The incident is a warning sign for business leaders that uncontrolled or malicious AI isn’t a hypothetical risk, but an emerging threat. It also highlights why robust AI governance and security measures are becoming non-negotiable. Companies are responding by extending familiar “zero trust” principles to AI. Cybersecurity firm CrowdStrike, for example, just announced a "Continuous Identity" system to manage machine credentials and privileges for AI agents alongside human users. This ensures that autonomous bots only have access to what they need and can be instantly locked down if they behave unexpectedly. In a similar vein, ServiceNow has partnered with Microsoft to integrate its AI Control Tower into the Microsoft 365 platform. This move will let organizations carefully vet and monitor AI "co-workers" operating across email, documents, and other everyday apps, providing a centralized way to track what agents are doing and impose policies or kill-switches as needed.
Beyond internal governance, external regulators are increasingly shaping the pace of AI deployment. Just last week, U.S. export controls forced Anthropic to temporarily halt access to its most advanced model, known as Fable 5, over national security concerns. The company’s rapid compliance measures allowed it to redeploy the model globally on July 1, but the episode illustrates how geopolitical factors can abruptly constrain cutting-edge AI capabilities.

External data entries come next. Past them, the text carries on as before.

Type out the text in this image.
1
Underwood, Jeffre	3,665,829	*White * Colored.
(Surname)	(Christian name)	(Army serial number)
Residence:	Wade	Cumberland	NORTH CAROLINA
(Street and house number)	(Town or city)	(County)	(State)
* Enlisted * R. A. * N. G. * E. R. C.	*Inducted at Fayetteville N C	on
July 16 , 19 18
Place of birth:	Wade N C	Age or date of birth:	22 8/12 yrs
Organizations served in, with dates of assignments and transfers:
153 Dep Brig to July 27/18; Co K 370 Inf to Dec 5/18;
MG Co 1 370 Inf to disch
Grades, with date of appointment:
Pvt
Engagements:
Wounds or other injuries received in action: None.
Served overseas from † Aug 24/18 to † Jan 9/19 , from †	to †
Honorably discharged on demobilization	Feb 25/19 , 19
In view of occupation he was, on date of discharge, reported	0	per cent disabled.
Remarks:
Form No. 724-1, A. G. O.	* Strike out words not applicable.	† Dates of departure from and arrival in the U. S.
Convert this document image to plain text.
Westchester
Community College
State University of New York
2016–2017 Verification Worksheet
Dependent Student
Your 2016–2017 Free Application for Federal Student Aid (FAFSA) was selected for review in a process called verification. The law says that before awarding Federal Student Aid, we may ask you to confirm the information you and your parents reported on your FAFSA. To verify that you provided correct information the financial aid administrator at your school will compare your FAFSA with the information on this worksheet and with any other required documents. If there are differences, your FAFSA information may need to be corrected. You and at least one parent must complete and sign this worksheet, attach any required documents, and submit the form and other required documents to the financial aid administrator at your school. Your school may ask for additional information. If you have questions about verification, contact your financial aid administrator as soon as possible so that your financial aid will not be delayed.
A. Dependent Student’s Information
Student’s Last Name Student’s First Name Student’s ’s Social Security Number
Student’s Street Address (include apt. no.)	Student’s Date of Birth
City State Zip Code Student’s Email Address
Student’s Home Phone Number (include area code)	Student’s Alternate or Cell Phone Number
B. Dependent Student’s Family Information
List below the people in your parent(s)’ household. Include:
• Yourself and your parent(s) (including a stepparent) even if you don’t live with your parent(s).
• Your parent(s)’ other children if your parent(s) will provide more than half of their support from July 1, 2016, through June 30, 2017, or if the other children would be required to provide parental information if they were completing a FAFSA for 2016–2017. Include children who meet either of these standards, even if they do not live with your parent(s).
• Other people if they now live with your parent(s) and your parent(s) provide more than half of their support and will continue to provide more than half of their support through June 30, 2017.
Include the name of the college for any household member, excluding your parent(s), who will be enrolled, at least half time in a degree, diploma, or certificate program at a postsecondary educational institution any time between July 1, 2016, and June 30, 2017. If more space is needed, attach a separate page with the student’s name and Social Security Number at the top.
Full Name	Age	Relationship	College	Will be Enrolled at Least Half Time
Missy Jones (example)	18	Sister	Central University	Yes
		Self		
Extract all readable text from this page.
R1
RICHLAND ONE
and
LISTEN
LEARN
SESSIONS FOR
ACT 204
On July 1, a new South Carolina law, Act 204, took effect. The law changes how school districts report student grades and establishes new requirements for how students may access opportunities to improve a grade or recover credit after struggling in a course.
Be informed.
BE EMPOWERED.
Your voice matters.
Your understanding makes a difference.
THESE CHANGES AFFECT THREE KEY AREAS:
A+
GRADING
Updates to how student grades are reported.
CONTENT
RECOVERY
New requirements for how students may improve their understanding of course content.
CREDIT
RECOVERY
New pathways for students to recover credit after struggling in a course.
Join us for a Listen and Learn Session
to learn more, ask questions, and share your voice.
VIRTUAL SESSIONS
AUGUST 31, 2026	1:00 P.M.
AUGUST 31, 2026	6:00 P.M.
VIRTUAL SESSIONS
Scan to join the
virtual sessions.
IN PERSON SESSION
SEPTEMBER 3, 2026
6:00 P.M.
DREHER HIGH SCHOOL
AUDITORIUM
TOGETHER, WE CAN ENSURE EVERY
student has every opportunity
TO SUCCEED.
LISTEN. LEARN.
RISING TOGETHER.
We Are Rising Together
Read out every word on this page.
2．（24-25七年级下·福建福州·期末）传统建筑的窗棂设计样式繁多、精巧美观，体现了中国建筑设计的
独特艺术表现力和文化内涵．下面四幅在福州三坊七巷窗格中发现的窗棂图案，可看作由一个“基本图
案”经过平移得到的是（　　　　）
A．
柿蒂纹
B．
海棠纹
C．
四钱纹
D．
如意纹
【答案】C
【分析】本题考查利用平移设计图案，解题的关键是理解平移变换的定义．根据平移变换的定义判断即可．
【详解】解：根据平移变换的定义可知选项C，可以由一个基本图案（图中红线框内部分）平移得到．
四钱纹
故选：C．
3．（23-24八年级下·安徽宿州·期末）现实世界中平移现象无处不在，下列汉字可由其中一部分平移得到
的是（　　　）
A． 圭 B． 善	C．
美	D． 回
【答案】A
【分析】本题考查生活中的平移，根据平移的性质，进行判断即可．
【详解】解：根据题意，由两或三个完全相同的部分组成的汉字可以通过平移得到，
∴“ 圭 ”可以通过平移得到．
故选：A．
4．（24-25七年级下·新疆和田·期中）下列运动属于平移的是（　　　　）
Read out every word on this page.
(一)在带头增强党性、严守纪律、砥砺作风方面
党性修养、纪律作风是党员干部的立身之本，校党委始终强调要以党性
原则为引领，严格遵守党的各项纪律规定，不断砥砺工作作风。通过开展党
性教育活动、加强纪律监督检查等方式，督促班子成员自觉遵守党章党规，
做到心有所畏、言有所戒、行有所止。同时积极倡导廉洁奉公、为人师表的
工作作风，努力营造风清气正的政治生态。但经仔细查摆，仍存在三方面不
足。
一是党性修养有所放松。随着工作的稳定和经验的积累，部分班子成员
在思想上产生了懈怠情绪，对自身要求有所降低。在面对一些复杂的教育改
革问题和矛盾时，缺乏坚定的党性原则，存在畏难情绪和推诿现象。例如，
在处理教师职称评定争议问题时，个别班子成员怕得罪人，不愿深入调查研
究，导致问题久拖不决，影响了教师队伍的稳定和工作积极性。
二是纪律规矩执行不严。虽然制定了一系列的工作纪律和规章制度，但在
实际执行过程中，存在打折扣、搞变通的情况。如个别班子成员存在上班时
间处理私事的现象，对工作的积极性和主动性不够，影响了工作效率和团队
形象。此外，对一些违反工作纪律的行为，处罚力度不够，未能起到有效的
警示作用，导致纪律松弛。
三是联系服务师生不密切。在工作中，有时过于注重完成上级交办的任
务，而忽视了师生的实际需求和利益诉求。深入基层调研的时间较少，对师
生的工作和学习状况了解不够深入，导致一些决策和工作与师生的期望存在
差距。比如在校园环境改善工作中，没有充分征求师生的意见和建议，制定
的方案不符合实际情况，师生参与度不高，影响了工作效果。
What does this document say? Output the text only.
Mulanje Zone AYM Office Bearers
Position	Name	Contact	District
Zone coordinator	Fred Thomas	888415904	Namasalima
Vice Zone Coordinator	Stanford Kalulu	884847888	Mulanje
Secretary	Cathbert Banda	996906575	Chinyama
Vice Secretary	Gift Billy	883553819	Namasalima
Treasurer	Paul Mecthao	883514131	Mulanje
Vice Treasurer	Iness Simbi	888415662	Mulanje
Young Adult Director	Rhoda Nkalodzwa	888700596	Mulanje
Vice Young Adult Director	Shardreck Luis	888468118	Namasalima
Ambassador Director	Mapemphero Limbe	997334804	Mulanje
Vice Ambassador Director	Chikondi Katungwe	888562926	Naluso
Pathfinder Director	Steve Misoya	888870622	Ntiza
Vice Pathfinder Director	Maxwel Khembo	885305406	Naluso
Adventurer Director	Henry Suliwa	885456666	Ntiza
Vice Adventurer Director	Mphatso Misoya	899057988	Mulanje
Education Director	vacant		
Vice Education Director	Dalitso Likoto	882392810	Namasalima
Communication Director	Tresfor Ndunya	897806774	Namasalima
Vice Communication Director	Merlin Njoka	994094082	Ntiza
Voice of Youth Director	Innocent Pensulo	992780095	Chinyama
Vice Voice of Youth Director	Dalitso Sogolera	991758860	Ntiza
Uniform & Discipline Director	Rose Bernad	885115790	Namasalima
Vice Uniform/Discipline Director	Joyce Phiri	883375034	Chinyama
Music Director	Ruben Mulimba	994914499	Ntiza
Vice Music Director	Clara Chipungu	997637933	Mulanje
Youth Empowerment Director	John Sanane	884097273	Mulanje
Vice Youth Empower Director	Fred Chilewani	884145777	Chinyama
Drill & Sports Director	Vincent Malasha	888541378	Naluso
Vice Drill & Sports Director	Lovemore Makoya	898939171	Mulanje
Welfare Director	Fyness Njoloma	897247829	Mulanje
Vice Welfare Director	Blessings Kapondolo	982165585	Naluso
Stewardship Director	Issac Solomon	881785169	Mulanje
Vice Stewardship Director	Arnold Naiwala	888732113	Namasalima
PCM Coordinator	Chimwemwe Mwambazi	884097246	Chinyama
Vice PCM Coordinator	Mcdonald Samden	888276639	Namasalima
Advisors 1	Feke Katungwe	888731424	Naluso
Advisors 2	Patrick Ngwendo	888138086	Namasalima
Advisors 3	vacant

Leaders must now factor regulatory risk into any AI strategy—especially when relying on third-party AI providers.
Regulated industries like healthcare are also moving cautiously. In late June, a startup called UpDoc publicly debuted what it calls the first FDA-cleared clinical AI agent designed for direct patient use. Cleared as a narrow diabetes management tool, this system provides insulin dosing guidance to patients based on parameters set by their doctor. Its approval (via the FDA’s rigorous 510(k) process) shows that even “agent” AIs can gain regulatory acceptance if they operate within strict safety boundaries and human oversight. Healthcare consortia have followed up by publishing detailed AI risk management guidelines, and major hospital systems are investing in AI oversight platforms to monitor algorithms across clinical workflows. The big picture: whether it’s compliance for cutting-edge models or patient safety for medical AI, effective governance will determine which organizations can safely harness autonomous systems at scale.